Dynamical decoupling in interacting systems: applications to signal-enhanced hyperpolarized readout

Abstract: Methods that preserve coherence broadly impact all quantum information processing and metrology applications. Dynamical decoupling methods accomplish this by protecting qubits in noisy environments but are typically constrained to the limit where the qubits themselves are non-interacting. Here we consider the alternate regime wherein the inter-qubit couplings are of the same order as dephasing interactions with the environment. We propose and demonstrate a multi-pulse protocol that protects transverse spin states by suitably Hamiltonian engineering the inter-spin coupling while simultaneously suppressing dephasing noise on the qubits. We benchmark the method on 13C nuclear spin qubits in diamond, dipolar coupled to each other and embedded in a noisy electronic spin bath, and hyperpolarized via optically pumped NV centers. We observe effective state lifetimes of 13C nuclei $T_2^{\prime}\approx$2.5s at room temperature, an extension of over 4700-fold over the conventional $T_2^{\ast}$ free induction decay.
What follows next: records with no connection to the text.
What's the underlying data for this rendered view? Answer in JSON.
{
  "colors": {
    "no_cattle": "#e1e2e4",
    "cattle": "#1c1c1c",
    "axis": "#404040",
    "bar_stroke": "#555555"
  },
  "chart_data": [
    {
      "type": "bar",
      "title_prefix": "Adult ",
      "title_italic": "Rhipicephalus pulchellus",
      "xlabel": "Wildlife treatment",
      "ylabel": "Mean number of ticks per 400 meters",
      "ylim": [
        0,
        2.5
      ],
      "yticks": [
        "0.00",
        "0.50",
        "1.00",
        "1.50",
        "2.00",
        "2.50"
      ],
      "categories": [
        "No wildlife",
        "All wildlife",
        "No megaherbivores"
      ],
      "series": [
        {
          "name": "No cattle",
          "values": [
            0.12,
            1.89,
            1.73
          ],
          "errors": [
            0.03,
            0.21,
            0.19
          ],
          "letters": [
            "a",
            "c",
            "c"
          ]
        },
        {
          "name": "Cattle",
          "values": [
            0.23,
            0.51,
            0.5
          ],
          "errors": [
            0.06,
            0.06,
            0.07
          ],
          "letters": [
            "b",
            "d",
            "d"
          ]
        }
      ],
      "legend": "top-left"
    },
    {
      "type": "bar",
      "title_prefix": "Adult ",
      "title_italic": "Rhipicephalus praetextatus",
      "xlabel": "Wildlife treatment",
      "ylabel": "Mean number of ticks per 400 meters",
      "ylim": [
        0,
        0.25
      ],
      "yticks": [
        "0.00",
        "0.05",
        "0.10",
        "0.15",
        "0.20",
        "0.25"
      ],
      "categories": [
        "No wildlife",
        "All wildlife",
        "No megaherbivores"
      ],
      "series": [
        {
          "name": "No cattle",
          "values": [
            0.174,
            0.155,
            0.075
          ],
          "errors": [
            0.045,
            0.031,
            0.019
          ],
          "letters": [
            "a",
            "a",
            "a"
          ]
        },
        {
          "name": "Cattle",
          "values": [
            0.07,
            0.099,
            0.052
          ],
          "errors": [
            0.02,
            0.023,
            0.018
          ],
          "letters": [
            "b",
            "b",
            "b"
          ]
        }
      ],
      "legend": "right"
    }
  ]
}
The spins are continuously interrogated during the applied quantum control, resulting in 13C NMR line narrowing and an $>$500-fold boost in SNR due to the lifetime extension. Together with hyperpolarization spin interrogation is accelerated by $>10^{11}$ over conventional 7T NMR. This work suggests strategies for the dynamical decoupling of coupled qubit systems with applications in a variety of experimental platforms.